Vitamin C is an antioxidant best known for its role in boosting immune response. It’s also essential for healthy skin as it maintains tissue by manufacturing collagen and may repair sun damage. Vitamin C is found in citrus fruits, bright-colored vegetables, and leafy greens. Adult women should get 75 milligrams daily (85 for pregnant women as it aids in folic acid and iron absorption).

Vitamin B6 aids in the production of hormones and chemicals in the brain, so it’s essential for women on hormonal birth control, who experience PMS symptoms, or who suffer from depression. It can be found in chicken, fish, and lean red meat as well as in potatoes, bananas, whole grains, beans, and seeds. Adult women (pregnant women included) should take 2 milligrams a day.

Vitamin B9, which is more often referred to as folic acid, is important to the growth and reproduction of body cells and prevents birth defects, making it an essential supplement for pregnant women. It is found in leafy greens, orange juice, wheat germ, and fortified grains. Adult women need 400 micrograms; pregnant women require 600 micrograms.

Vitamin B12 is found only in animal foods and can help prevent heart disease, the number one killer of American women.
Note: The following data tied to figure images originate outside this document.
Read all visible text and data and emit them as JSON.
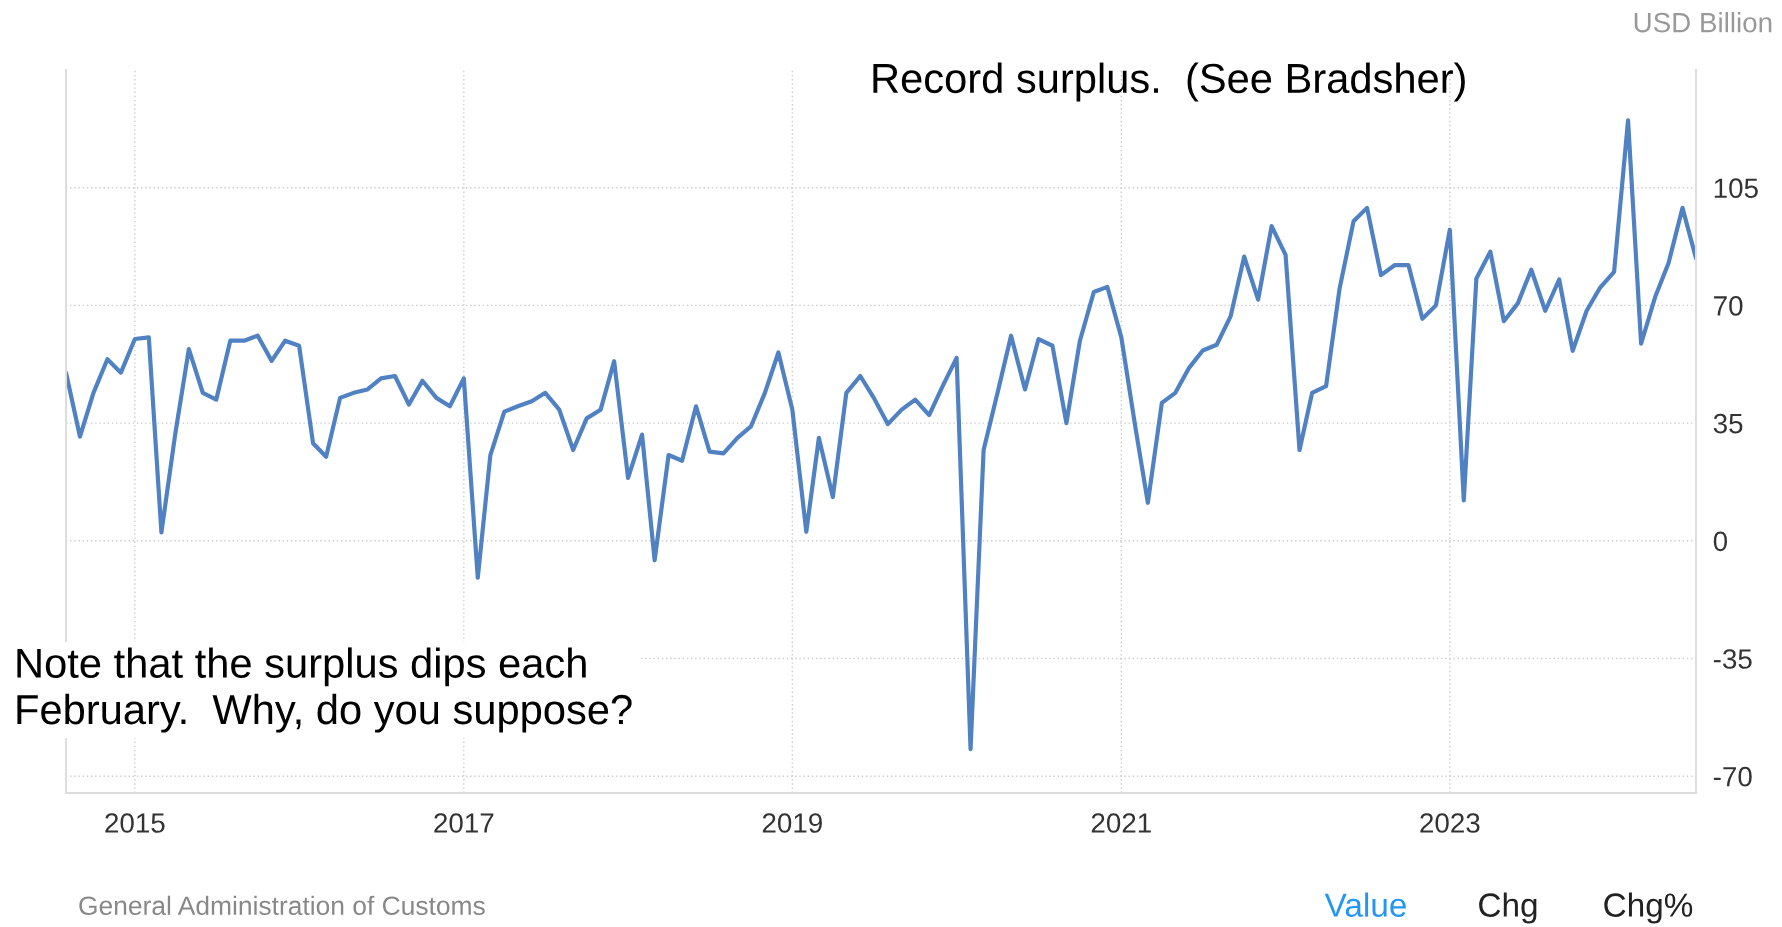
{
  "chart_data": {
    "type": "line",
    "ylabel": "USD Billion",
    "x": [
      "2014-08",
      "2014-09",
      "2014-10",
      "2014-11",
      "2014-12",
      "2015-01",
      "2015-02",
      "2015-03",
      "2015-04",
      "2015-05",
      "2015-06",
      "2015-07",
      "2015-08",
      "2015-09",
      "2015-10",
      "2015-11",
      "2015-12",
      "2016-01",
      "2016-02",
      "2016-03",
      "2016-04",
      "2016-05",
      "2016-06",
      "2016-07",
      "2016-08",
      "2016-09",
      "2016-10",
      "2016-11",
      "2016-12",
      "2017-01",
      "2017-02",
      "2017-03",
      "2017-04",
      "2017-05",
      "2017-06",
      "2017-07",
      "2017-08",
      "2017-09",
      "2017-10",
      "2017-11",
      "2017-12",
      "2018-01",
      "2018-02",
      "2018-03",
      "2018-04",
      "2018-05",
      "2018-06",
      "2018-07",
      "2018-08",
      "2018-09",
      "2018-10",
      "2018-11",
      "2018-12",
      "2019-01",
      "2019-02",
      "2019-03",
      "2019-04",
      "2019-05",
      "2019-06",
      "2019-07",
      "2019-08",
      "2019-09",
      "2019-10",
      "2019-11",
      "2019-12",
      "2020-01",
      "2020-02",
      "2020-03",
      "2020-04",
      "2020-05",
      "2020-06",
      "2020-07",
      "2020-08",
      "2020-09",
      "2020-10",
      "2020-11",
      "2020-12",
      "2021-01",
      "2021-02",
      "2021-03",
      "2021-04",
      "2021-05",
      "2021-06",
      "2021-07",
      "2021-08",
      "2021-09",
      "2021-10",
      "2021-11",
      "2021-12",
      "2022-01",
      "2022-02",
      "2022-03",
      "2022-04",
      "2022-05",
      "2022-06",
      "2022-07",
      "2022-08",
      "2022-09",
      "2022-10",
      "2022-11",
      "2022-12",
      "2023-01",
      "2023-02",
      "2023-03",
      "2023-04",
      "2023-05",
      "2023-06",
      "2023-07",
      "2023-08",
      "2023-09",
      "2023-10",
      "2023-11",
      "2023-12",
      "2024-01",
      "2024-02",
      "2024-03",
      "2024-04",
      "2024-05",
      "2024-06",
      "2024-07"
    ],
    "series": [
      {
        "color": "#4f81c3",
        "values": [
          50,
          31,
          44,
          54,
          50,
          60,
          60.5,
          2.5,
          32,
          57,
          44,
          42,
          59.5,
          59.5,
          61,
          53.5,
          59.5,
          58,
          29,
          25,
          42.5,
          44,
          45,
          48.3,
          49,
          40.5,
          47.6,
          42.5,
          40,
          48.3,
          -11,
          25.5,
          38.4,
          40,
          41.5,
          44,
          39,
          27,
          36.4,
          39,
          53.4,
          18.7,
          31.6,
          -5.8,
          25.5,
          23.8,
          40,
          26.5,
          26,
          30.6,
          34,
          44,
          56,
          39,
          2.7,
          30.6,
          13,
          44,
          49,
          42.5,
          34.7,
          39,
          42,
          37.4,
          46,
          54.4,
          -62,
          27,
          44,
          61,
          45,
          60,
          58,
          35,
          59.5,
          74,
          75.5,
          60.5,
          34,
          11.3,
          41,
          44,
          51.5,
          56.6,
          58.3,
          66.8,
          84.5,
          71.7,
          93.6,
          85,
          27,
          44,
          46,
          75,
          95,
          99,
          79,
          82,
          82,
          66,
          70,
          92.5,
          12,
          78,
          86,
          65.3,
          70.6,
          80.6,
          68.4,
          77.7,
          56.5,
          68.4,
          75.3,
          80,
          125,
          58.6,
          72.4,
          82.6,
          99,
          84
        ]
      }
    ],
    "xlim": [
      "2014-08",
      "2024-07"
    ],
    "xticks": [
      "2015",
      "2017",
      "2019",
      "2021",
      "2023"
    ],
    "ylim": [
      -75,
      140
    ],
    "yticks": [
      -70,
      -35,
      0,
      35,
      70,
      105
    ],
    "grid": true,
    "line_style": "solid",
    "marker": "none",
    "annotations": [
      "Record surplus.  (See Bradsher)",
      "Note that the surplus dips each\nFebruary.  Why, do you suppose?",
      "General Administration of Customs",
      "Value",
      "Chg",
      "Chg%"
    ]
  }
}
It also aids in the development and maintenance of nerve and blood cells. Vitamin B12 can be found in extra lean red meat, poultry, shellfish, eggs, and dairy products. Adult women need 2.4 micrograms per day; pregnant women need 2.6.

If you are on medication or have a health condition, it’s a good idea to consult your physician as to any potential interactions or contraindications. Pregnant and breastfeeding women in particular should always talk with a doctor about vitamin dosages. For everyone else, if you’re not getting a variety of the foods described above, a multivitamin should meet your daily nutritional requirements.